Nächstenliebe kann auf Dauer nur funktionieren, wenn Menschen, die etwas für andere tun, sich immer wieder bewusst machen, wieso sie dies tun, und wenn sie auch zu sich selbst gut sind. Der Mystiker Bernhard von Clairvaux hat es, übrigens schon im 12. Jahrhundert und lange, bevor Burnout ein Thema war, so ausgedrückt: «Wenn du vernünftig bist, erweise dich als Schale und nicht als Kanal, der fast gleichzeitig empfängt und weitergibt, während jene wartet, bis sie gefüllt ist. Auf diese Weise gibt sie das, was bei ihr überfließt, ohne eigenen Schaden weiter. Lerne auch du, nur aus der Fülle auszugießen (…) die gütige und kluge Liebe ist gewohnt überzuströmen, nicht auszuströmen.» In diesem Bild steckt eine tiefe Weisheit und alles, was für eine gesunde Haltung der Nächstenliebe wichtig ist.

Das Portraitfoto zeigt Salome Möhrer-Nolte
«Die Motivation für Nächstenliebe ist nicht immer selbstlos und muss es auch nicht sein. Allerdings sollte man sich über seine Motive bewusst sein und sich selbst nicht vergessen.»
Salome Möhrer-Nolte

Es ist notwendig, zunächst gut für sich zu sorgen, um ausreichend gefüllt zu  sein, ehe ich meiner nächsten Person etwas gebe von meiner Zeit, meiner Kraft und meiner Zuwendung. Erst dann kann ich überströmen und an andere aus meinem Überfluss weitergeben. Wie diese innere Schale gefüllt werden kann, dass sie überfließt, ist individuell sicherlich ganz unterschiedlich: Es gibt Menschen, die brauchen hierfür den Kontakt mit Schönem, mit Musik, Natur, Literatur oder Kultur. Andere füllen ihre innere Schale durch regelmäßige «Me-Time», Stille, Meditation oder Tanz. Oder durch wohltuende Begegnungen mit Freunden.

Ich erinnere mich an die Gespräche mit einer Ehrenamtlichen. Sie fühlte sich erschöpft und geradezu ausgelaugt durch ihre zwei ehrenamtlichen Engagements, die sie beide mit viel Hingabe und großem zeitlichen Einsatz ausfüllte. Die Tätigkeiten waren für sie sinnstiftend. In beiden ging es darum, Menschen zu helfen.

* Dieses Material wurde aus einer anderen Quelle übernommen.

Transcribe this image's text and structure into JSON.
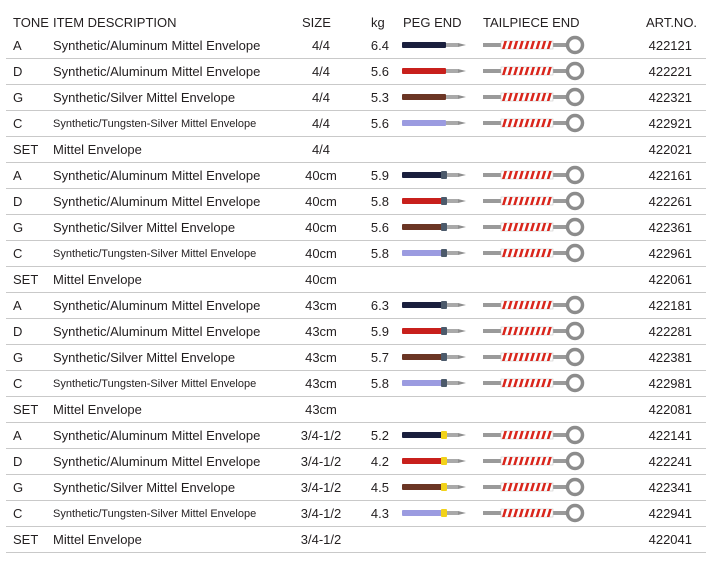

Sie berichtete, dass sie zunehmend darunter litt, dass ihr die Aufgaben keine Freude mehr machten, dass ihr Interesse an den zu begleitenden Menschen deutlich 
nachgelassen hatte. Sie erlebte die ehrenamtlichen Einsätze nur noch als Belastung. Und sie ärgerte sich über die Undankbarkeit der Hilfesuchenden. Bei ihr war etwas aus der Balance geraten. Burnout durch zu viel Nächstenliebe? Diese Gefahr besteht immer dann, wenn Menschen nicht ausreichend Energie und Aufmerksamkeit in die Selbstfürsorge investieren.

Es ist gut, sich immer wieder zu fragen: Habe ich genug, was meine innere Schale füllt? Für die Ehrenamtliche war es hilfreich, sich mit dieser Frage zu beschäftigen und sich selbstkritisch zu fragen, was sie in Wahrheit motiviert für ihr Engagement und was sie für sich davon haben möchte.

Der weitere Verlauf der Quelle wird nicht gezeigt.